Me aproximo, tentando disfarçar o olhar.

Mas não dá pra ignorar: o abdômen dele parece ter sido um campo de batalha.

Cortes, cicatrizes... histórias que eu nem quero imaginar.

- Dentro do estojo tem algo parecido com um alicate. Pega ele.

- Isso aqui?

- Isso mesmo. Agora, você vai enfiar no buraco da bala... e puxar. Não está muito fundo.

Ok, Keyti, você consegue. É só uma bala. Simples. Vai.

Falo comigo mesma enquanto tento não tremer.

Ele não demonstra dor alguma. A morfina ainda deve estar fazendo efeito.

- Achei.

- Agora puxa.

Com cuidado, retiro um pequeno pedaço de metal. Quase não acredito.

Ele tosse, fraco.

- Rápido, tenho que estancar o sangue. Você já está até pálido!

Pego uma gaze do kit e enrolo com firmeza no braço dele.

- Você devia ter me deixado morrer... sabia?

- Não fala besteira.

Ao contrário de você, meu coração é bom.

Eu não deixaria nem uma formiga morrer se pudesse evitar.

Ele me encara por um momento. Depois sorri.

- Acho que fiz uma boa escolha... não te matar.

- É... acho que você fez.

Ele baixa a cabeça, cansado.

Silêncio.

Mas um silêncio que carrega algo novo: conexão.

Mesmo que perigosa.

O celular dele começa a tocar insistentemente.

- Ei, Natan... seu celular tá tocando...

Natan?

Me aproximo, levanto sua cabeça com cuidado e a encosto no sofá.

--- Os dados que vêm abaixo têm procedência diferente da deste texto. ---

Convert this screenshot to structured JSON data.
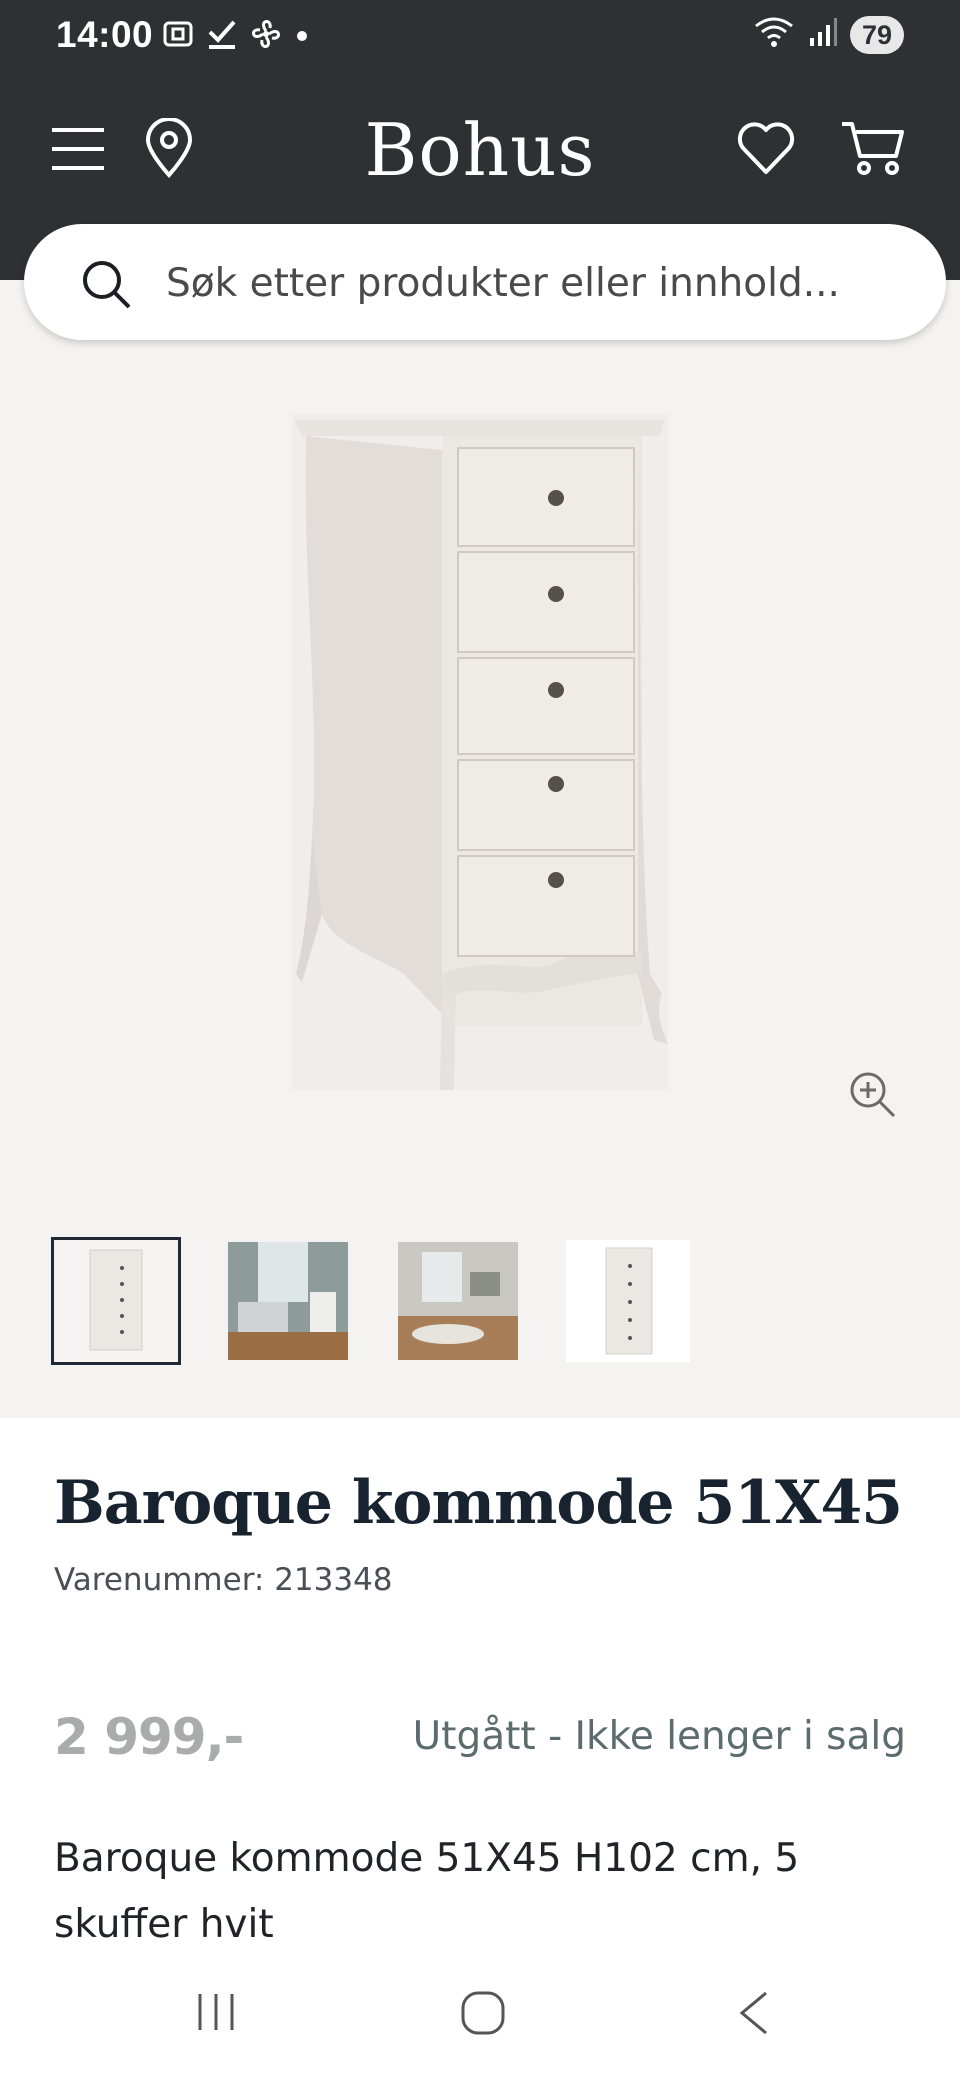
{
  "status_bar": {
    "time": "14:00",
    "left_icons": [
      "screenshot-icon",
      "download-check-icon",
      "fan-icon",
      "dot-icon"
    ],
    "right_icons": [
      "wifi-icon",
      "signal-icon"
    ],
    "battery": "79"
  },
  "header": {
    "brand": "Bohus",
    "icons": [
      "menu-icon",
      "location-pin-icon",
      "heart-icon",
      "cart-icon"
    ]
  },
  "search": {
    "placeholder": "Søk etter produkter eller innhold..."
  },
  "gallery": {
    "main_image": "white chest of drawers",
    "zoom_icon": "zoom-in-icon",
    "thumbnails": [
      {
        "alt": "white chest of drawers",
        "selected": true
      },
      {
        "alt": "room with chest and radiator",
        "selected": false
      },
      {
        "alt": "living room scene",
        "selected": false
      },
      {
        "alt": "white chest of drawers small",
        "selected": false
      }
    ]
  },
  "product": {
    "title": "Baroque kommode 51X45",
    "sku_text": "Varenummer: 213348",
    "price": "2 999,-",
    "availability": "Utgått - Ikke lenger i salg",
    "description": "Baroque kommode 51X45 H102 cm, 5 skuffer hvit"
  },
  "colors": {
    "header_bg": "#2f3034",
    "gallery_bg": "#f5f3f1",
    "price_gray": "#a9abad",
    "status_teal": "#5c6b6e",
    "title_navy": "#182330"
  },
  "system_nav": [
    "recent-apps-icon",
    "home-icon",
    "back-icon"
  ]
}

Seus lábios estão manchados de sangue.

Ele tá sangrando pela boca.

- Natan...

Olho para o celular que ainda vibra sem parar. Na tela:

JIMI CHAMANDO

Atendo no susto.

- Oi? Oi! - minha voz sai trêmula, quase em pânico.

- Cadê o Natan? - a voz de Jimi está tensa. - Acabei de chegar e encontrei dois corpos no chão.

- Ele não tá bem! Foi atingido no braço, mas agora ele... ele apagou. Tá sangrando pela boca...

- Onde vocês estão?

- Numa casa de praia. Pelo que ele disse, é do seu pai.

Silêncio.

Em seguida, a ligação cai.

Ele desligou.

Me viro para Natan e tento acordá-lo, sacudindo-o com cuidado.

- Natan... por favor...

- Onde você disse que foi o tiro?

Dou um salto ao ouvir a voz de Jimi atrás de mim.

- A-aqui... no braço. Perto do ombro.

Ele se aproxima, analisa o ferimento.

- Quantos disparos foram?

- Acho que... dois.

- Aqui só tem um.

- Talvez o outro não tenha acertado?

Ele solta um riso seco.

- Aqueles dois que ele matou... eram alguns dos melhores atiradores que já vi. Se erraram, foi só se tavam vendados.

- Você os conhecia?

- São capangas do meu antigo "trabalho".

Droga...

Ele começa a afastar o corpo de Natan do sofá.

- O que você vai fazer?

- Você olhou se ele tinha perfuração nas costas?

- N-não...

Ao mover o corpo, uma enorme mancha de sangue aparece no encosto do sofá.

- Minha nossa... - levo a mão à boca, em choque.

- Ele vai morrer?

Jimi olha sério por um instante.

- Talvez... um dia. Mas hoje não.

Me ajuda.

Com rapidez, ele estanca o sangramento o máximo que pode e liga para alguém.

Minutos depois, um médico chega. Discreto, direto.

Cuida dos ferimentos de Natan sem fazer perguntas.

- Então, doutor... ele vai ficar bem? - pergunto com o coração acelerado.

- Vai sim - responde, simples, guardando os instrumentos.

O médico sai junto com Jimi do quarto, me deixando sozinha com Natan.